Untuk Inggris, perkiraan untuk kisaran subkelompok ini antara 0,08 dan 0,18 dari standar

deviasi.

6. (Ini adalah efek yang sangat besar. Bandingkan dengan efekkualitas guru, Rivkin et al,

2005;.bersekolah dengan tingkat pencapaian yang lebih tinggi, Hastings et al, 2009, atau

sebuah sekolah dengan hak istimewa, Abdulkadiroglu et al, 2011.)

7. Temuan ini konsisten dengan pandangan bahwa anak-anak dengan orang tua

berpenghasilan rendahadalah yang paling diuntukan dengan adanya inspeksi.

8. Penulis tidak menemukan bukti yang menunjukkan bahwa sekolah mampu mendorong

kinerja tes dengan sistem gaming.

A. Pertama, ada sedikit bukti yang menunjukkan bahwa guru tidak termasuk siswa

berkemampuan rendah mengambil tes gabungan.

B. Kedua, bukti tidak mendukung gagasan bahwa guru menargetkan siswa pada margin

pencapaian tingkat kemahiran resmi (mencapai ‘level 4’ pada tes Tahap Kunci 2) dengan

mengorbankan siswa di atas atau di bawah ambang batas ini.

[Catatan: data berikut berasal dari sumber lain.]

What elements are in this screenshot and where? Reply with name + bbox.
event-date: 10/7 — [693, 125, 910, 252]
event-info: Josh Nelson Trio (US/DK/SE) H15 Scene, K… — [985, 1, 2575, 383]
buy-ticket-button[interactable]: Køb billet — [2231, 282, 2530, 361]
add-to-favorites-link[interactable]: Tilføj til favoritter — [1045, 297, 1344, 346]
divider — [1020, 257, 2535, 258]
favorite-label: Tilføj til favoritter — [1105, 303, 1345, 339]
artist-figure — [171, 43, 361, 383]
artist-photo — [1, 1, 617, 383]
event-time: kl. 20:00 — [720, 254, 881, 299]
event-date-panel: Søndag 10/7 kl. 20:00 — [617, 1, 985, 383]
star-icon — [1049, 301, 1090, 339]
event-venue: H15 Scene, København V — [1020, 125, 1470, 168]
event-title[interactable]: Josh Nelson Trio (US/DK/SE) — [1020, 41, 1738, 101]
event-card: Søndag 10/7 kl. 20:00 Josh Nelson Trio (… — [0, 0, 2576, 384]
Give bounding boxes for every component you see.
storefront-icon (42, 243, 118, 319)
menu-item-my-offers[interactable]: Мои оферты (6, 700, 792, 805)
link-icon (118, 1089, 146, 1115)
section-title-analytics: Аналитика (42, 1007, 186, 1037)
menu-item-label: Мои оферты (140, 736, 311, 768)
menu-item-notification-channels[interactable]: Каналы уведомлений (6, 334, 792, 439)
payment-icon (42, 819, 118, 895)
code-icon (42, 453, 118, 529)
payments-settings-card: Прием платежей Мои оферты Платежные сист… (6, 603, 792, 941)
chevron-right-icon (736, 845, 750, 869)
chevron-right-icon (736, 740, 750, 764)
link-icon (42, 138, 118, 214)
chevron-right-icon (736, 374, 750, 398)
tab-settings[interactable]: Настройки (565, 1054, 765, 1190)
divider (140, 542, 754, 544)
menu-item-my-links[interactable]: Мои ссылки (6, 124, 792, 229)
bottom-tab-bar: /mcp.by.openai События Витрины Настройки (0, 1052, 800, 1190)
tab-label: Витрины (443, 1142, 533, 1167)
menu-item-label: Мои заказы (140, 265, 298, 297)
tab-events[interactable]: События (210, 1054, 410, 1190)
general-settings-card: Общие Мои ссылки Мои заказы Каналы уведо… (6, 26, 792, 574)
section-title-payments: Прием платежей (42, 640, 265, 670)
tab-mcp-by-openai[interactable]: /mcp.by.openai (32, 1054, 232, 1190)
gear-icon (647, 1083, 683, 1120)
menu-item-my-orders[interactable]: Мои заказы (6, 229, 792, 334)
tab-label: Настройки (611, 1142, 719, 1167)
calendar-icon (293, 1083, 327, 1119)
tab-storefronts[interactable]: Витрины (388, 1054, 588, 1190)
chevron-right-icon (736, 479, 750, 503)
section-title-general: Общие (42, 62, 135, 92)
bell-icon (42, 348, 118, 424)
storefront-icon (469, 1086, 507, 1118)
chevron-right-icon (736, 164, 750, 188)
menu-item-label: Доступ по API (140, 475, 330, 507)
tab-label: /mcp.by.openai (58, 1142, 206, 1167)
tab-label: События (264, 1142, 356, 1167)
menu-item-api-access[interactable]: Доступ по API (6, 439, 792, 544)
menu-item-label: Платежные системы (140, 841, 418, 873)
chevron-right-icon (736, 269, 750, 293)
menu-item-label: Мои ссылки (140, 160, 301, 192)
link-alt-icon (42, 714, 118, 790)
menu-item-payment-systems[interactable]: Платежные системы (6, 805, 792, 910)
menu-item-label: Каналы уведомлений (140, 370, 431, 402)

C. Ketiga, walaupun hasil tes semakin memudar dari waktu ke waktu, terdapat bukti yang

menunjukkan bahwa beberapa siswa memperoleh posisi terakhir ke jangka menengah,

bahkan setelah meninggalkan sekolah yang gagal. Hal ini menunjukkan bahwa guru

menanamkan pembelajaran nyata dan bukan hanya menguji keterampilan tes dalam

menanggapi rating yang gagal.

9. Fakta bahwa saya tidak menemukan bukti mengenai jenis perilaku strategis yang ditemui

dalam berbagai konteks yang serupa menunjukkan bahwa dengan menundukkan

sekolah untuk menutup pengawasan, inspektur dapat memainkan peran dalam

membatasi kegiatan distortif tersebut.

10.Berbeda dengan temuan dari Heckman, Smith dan Taber (1996), yang menemukan

bukti bahwa birokrat tampaknya memanjakan preferensinya sendiri (‘liberal’), penulis

menemukan bahwa inspektur muncul untuk melakukan pekerjaan yang masuk akal.

Salah satu alasan untuk perbedaan tersebut adalah Mungkin bahwa tidak seperti dalam

5

Page 6: Evaluasi Kinerja Yang Subjektif Di Sektor Publik - Bukti Dari Inspeksi Sekolah

pengaturan Heckman et al, di dalam penelitian ini tindakan inspektur terbuka untuk

pengawasan publik sebagai laporan inspeksi yang berada di ranah publik. Hal ini dapat

membantu memastikan bahwa keputusan birokrasi memiliki kualitas yang cukup tinggi

untuk dapat melewati ‘tes pengawasan publik’.